Water: The water was created by warping a plane with fbm and offsetting it twice (in time and space) very slightly to get differet surfaces to shade different colors. I also added a goofy little cartoon wave shape in the back (combination of different math functions) to add a little playfulness to the water. Over time, the water has a small up and down wave motion as well as high and low tides that come more gradually. I shaded "sea foam" near the shore that syncs with the small waves by creating an offset sdf function for the hill (slightly bigger and to the right, up, and forward) and shading water that would be inside this proxy hill with a light colored overlay. The intensity of this overlay syncs with the small wave motion to make it seem like sea foam being created by the waves.

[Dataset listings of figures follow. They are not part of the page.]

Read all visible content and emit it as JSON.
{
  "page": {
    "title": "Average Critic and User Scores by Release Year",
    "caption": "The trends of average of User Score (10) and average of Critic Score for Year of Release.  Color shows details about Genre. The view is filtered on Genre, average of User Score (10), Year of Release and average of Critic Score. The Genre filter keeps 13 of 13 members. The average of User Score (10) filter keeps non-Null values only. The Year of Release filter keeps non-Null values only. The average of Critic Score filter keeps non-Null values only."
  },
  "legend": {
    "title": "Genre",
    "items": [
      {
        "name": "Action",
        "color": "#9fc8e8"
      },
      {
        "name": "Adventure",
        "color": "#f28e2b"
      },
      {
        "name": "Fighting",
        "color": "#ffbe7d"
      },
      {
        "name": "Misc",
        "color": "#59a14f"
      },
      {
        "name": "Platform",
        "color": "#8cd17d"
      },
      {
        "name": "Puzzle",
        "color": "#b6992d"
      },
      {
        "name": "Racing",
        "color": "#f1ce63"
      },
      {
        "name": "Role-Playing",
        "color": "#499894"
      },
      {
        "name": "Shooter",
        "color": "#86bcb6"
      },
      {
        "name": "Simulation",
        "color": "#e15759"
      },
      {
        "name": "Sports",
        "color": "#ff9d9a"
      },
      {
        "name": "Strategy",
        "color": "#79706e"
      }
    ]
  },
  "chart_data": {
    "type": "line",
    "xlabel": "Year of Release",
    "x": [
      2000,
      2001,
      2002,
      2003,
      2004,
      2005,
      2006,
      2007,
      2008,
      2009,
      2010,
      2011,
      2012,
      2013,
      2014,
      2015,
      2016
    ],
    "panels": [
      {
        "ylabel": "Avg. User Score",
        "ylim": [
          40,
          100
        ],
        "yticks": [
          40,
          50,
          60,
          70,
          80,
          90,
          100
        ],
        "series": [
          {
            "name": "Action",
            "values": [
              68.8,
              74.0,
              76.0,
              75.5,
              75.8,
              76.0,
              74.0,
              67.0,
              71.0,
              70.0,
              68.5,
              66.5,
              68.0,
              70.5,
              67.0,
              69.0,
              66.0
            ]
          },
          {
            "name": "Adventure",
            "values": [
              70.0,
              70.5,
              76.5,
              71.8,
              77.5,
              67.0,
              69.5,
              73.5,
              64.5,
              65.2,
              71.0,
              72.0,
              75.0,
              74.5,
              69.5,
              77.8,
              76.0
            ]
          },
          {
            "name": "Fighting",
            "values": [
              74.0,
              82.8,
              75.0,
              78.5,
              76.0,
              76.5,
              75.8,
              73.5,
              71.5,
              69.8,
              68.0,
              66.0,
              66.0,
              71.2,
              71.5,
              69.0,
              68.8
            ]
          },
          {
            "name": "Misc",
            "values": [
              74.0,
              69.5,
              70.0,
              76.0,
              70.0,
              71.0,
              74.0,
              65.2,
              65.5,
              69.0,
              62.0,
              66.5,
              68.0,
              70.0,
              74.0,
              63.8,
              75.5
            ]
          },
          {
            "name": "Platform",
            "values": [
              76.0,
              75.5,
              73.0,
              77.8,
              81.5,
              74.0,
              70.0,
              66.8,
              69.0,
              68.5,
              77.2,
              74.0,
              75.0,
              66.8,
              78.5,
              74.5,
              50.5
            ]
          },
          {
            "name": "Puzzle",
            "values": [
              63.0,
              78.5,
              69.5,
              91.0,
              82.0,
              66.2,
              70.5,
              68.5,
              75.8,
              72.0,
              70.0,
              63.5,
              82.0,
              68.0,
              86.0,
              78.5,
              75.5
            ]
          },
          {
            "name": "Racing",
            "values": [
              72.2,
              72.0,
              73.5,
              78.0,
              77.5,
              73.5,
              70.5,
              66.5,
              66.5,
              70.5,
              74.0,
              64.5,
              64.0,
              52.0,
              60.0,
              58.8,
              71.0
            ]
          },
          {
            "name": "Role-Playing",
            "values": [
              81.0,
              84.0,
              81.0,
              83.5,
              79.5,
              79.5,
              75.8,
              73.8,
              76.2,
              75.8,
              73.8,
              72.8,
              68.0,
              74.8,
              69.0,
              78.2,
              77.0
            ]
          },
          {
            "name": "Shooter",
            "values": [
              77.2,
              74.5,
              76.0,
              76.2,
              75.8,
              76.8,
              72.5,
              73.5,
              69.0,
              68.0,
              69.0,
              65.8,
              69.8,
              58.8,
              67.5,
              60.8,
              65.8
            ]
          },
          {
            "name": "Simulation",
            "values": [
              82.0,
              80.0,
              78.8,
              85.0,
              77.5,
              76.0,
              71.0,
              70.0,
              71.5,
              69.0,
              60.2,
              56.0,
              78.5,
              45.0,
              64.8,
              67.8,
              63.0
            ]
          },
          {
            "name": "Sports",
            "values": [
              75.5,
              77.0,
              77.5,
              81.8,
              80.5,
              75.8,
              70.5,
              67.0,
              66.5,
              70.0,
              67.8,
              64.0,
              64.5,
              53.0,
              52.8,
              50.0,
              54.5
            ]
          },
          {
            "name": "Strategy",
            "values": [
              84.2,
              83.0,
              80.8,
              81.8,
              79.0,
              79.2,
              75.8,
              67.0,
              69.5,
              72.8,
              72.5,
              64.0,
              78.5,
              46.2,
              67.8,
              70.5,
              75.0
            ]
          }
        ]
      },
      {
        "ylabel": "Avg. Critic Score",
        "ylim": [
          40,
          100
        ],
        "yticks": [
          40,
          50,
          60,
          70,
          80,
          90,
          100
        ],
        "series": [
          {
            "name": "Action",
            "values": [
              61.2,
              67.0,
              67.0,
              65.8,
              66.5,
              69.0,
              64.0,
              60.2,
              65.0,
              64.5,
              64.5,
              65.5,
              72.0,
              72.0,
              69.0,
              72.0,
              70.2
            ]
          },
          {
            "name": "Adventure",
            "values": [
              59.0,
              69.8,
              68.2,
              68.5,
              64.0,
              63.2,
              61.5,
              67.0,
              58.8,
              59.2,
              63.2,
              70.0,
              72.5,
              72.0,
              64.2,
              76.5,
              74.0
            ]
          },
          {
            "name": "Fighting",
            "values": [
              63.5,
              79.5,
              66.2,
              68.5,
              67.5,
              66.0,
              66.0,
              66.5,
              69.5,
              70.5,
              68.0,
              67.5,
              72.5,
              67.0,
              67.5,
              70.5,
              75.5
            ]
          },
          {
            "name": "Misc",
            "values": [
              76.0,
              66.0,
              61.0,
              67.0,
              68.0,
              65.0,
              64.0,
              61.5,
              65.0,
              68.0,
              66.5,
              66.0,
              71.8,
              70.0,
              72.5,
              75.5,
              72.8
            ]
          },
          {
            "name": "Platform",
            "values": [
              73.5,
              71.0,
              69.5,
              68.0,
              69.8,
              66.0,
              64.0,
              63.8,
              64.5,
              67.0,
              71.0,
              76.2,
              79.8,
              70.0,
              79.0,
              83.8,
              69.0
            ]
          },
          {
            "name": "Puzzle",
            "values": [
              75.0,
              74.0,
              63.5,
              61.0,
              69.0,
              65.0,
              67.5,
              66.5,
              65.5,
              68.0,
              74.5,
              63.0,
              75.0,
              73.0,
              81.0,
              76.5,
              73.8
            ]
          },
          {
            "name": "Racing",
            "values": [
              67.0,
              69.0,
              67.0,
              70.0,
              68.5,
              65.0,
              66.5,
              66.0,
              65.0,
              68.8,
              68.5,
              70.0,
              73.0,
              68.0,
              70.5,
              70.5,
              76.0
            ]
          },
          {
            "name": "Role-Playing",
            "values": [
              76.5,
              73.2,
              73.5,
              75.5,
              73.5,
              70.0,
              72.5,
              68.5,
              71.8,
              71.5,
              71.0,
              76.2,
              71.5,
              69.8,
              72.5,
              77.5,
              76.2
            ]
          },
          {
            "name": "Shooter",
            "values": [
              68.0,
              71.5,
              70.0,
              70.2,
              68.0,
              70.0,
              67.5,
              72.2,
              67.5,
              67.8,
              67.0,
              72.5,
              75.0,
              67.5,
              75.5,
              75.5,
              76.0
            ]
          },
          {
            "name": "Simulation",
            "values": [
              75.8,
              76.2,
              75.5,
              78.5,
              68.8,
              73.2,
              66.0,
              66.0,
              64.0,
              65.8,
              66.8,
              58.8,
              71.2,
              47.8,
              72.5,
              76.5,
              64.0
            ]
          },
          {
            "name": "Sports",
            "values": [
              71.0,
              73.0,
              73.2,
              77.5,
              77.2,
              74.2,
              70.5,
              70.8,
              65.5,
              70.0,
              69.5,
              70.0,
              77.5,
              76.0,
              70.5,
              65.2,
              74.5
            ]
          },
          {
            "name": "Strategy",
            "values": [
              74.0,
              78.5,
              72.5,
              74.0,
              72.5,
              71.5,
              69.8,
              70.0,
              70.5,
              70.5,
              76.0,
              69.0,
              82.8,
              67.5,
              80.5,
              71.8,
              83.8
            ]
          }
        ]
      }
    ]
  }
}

Hill: The hill is a sphere thats been sculpted using fbm, toolbox functions, and some transformations of input positions. I use two different fbm functions to preturb the y coordinate of the position used to differentiate between grass, dirt, and sand, which give the wavy lines between the transitions. Then, I use a combination of how much the points are facing camera and how much they're facing the light (found with dot products) to shade the different features. I tried to shade them similarly enough that they're cohesive, but differently enough that the color changes don't always line up for the different types of material on the hill.
Clouds: Each cloud is the same set of spheres preturbed with fbm which is based on position. I animate them by changing their center position over time, which also makes their shape morph over time. To shade the clouds I used dot products to find how much points were facing the camera and facing the light, and combined these values (along with a stepped effect) to get cartoon shading that emphasized their shape.
Background sky: For the background I used fbm to mix between two different shades of blue. To get the stepped cartoon look, I multiplied my mix amount by the number of colors I wanted, floored it, and then divided it by number of colors again.
Day/Night: The lighting for the scene moves over time to simulate a day/night cycle. The colors of the various scene features also change in sync with this change.